8. Ook het betoog van eiseres dat verweerder geen zorgvuldige belangenafweging in het kader van artikel 8 van het EVRM heeft gemaakt, slaagt niet. Eiseres heeft in bezwaar niets aangevoerd over de artikel 8 van het EVRM beoordeling in het primaire besluit, waardoor verweerder geen rekening hoefde te houden met de pas in beroep aangevoerde omstandigheden. De stelling dat verweerder bekend is met het ambtelijk dossier van eiseres en referent en dat verweerder de omstandigheden daaruit had moeten halen, wordt niet gevolgd door de rechtbank. Ook hier geldt dat de onderzoekplicht van verweerder niet zo ver reikt. Naar het oordeel van de rechtbank heeft verweerder zich dan ook niet ten onrechte op het standpunt gesteld dat de weigering om aan eiseres een mvv te verstrekken niet in strijd is met artikel 8 van het EVRM.

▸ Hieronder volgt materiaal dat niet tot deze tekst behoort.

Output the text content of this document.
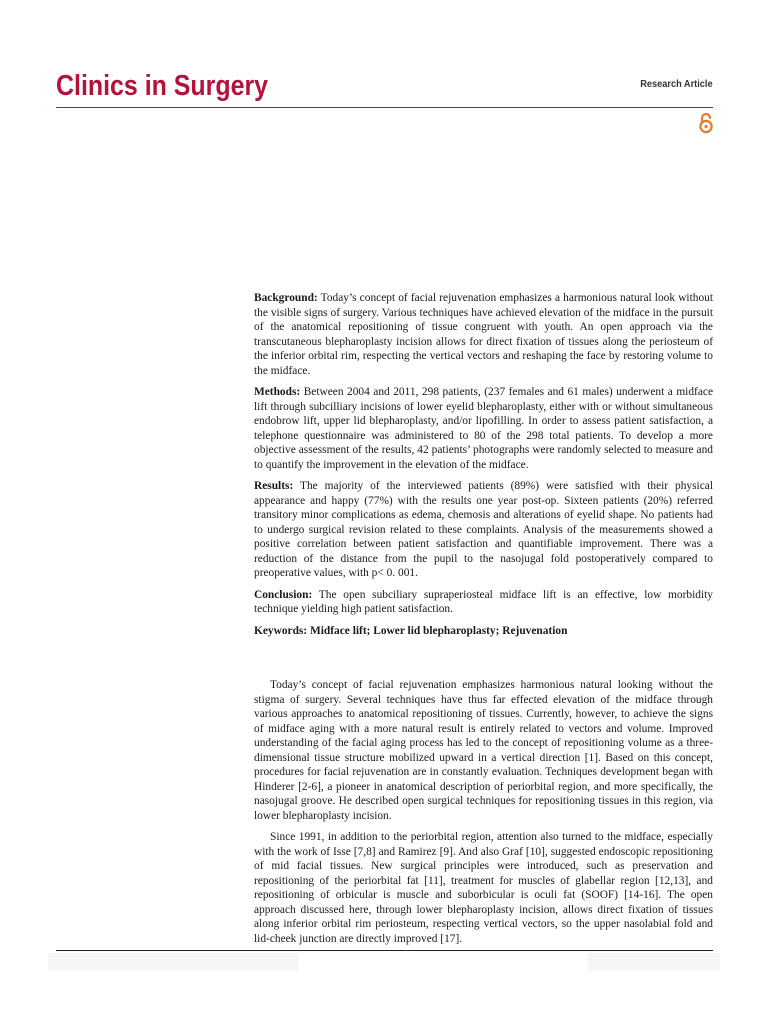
Clinics in Surgery	Research Article

Background: Today’s concept of facial rejuvenation emphasizes a harmonious natural look without the visible signs of surgery. Various techniques have achieved elevation of the midface in the pursuit of the anatomical repositioning of tissue congruent with youth. An open approach via the transcutaneous blepharoplasty incision allows for direct fixation of tissues along the periosteum of the inferior orbital rim, respecting the vertical vectors and reshaping the face by restoring volume to the midface.

Methods: Between 2004 and 2011, 298 patients, (237 females and 61 males) underwent a midface lift through subcilliary incisions of lower eyelid blepharoplasty, either with or without simultaneous endobrow lift, upper lid blepharoplasty, and/or lipofilling. In order to assess patient satisfaction, a telephone questionnaire was administered to 80 of the 298 total patients. To develop a more objective assessment of the results, 42 patients’ photographs were randomly selected to measure and to quantify the improvement in the elevation of the midface.

Results: The majority of the interviewed patients (89%) were satisfied with their physical appearance and happy (77%) with the results one year post-op. Sixteen patients (20%) referred transitory minor complications as edema, chemosis and alterations of eyelid shape. No patients had to undergo surgical revision related to these complaints. Analysis of the measurements showed a positive correlation between patient satisfaction and quantifiable improvement. There was a reduction of the distance from the pupil to the nasojugal fold postoperatively compared to preoperative values, with p< 0. 001.

Conclusion: The open subciliary supraperiosteal midface lift is an effective, low morbidity technique yielding high patient satisfaction.

Keywords: Midface lift; Lower lid blepharoplasty; Rejuvenation

Today’s concept of facial rejuvenation emphasizes harmonious natural looking without the stigma of surgery. Several techniques have thus far effected elevation of the midface through various approaches to anatomical repositioning of tissues. Currently, however, to achieve the signs of midface aging with a more natural result is entirely related to vectors and volume. Improved understanding of the facial aging process has led to the concept of repositioning volume as a three-dimensional tissue structure mobilized upward in a vertical direction [1]. Based on this concept, procedures for facial rejuvenation are in constantly evaluation. Techniques development began with Hinderer [2-6], a pioneer in anatomical description of periorbital region, and more specifically, the nasojugal groove. He described open surgical techniques for repositioning tissues in this region, via lower blepharoplasty incision.

Since 1991, in addition to the periorbital region, attention also turned to the midface, especially with the work of Isse [7,8] and Ramirez [9]. And also Graf [10], suggested endoscopic repositioning of mid facial tissues. New surgical principles were introduced, such as preservation and repositioning of the periorbital fat [11], treatment for muscles of glabellar region [12,13], and repositioning of orbicular is muscle and suborbicular is oculi fat (SOOF) [14-16]. The open approach discussed here, through lower blepharoplasty incision, allows direct fixation of tissues along inferior orbital rim periosteum, respecting vertical vectors, so the upper nasolabial fold and lid-cheek junction are directly improved [17].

9. Tenslotte is de rechtbank van oordeel dat er geen sprake is van schending van de hoorplicht. Verweerder mag met toepassing van artikel 7:3, aanhef en onder b, van de Algemene wet bestuursrecht (Awb) van horen afzien als er op voorhand redelijkerwijs geen twijfel over mogelijk is dat het bezwaar niet kan leiden tot een andersluidend besluit. Gelet op de inhoud van het primaire besluit en wat daartegen door eiseres is aangevoerd, doet een dergelijke situatie zich hier voor en heeft verweerder kunnen afzien van horen.
10. De rechtbank verklaart het beroep ongegrond.
11. Voor een proceskostenveroordeling bestaat geen aanleiding.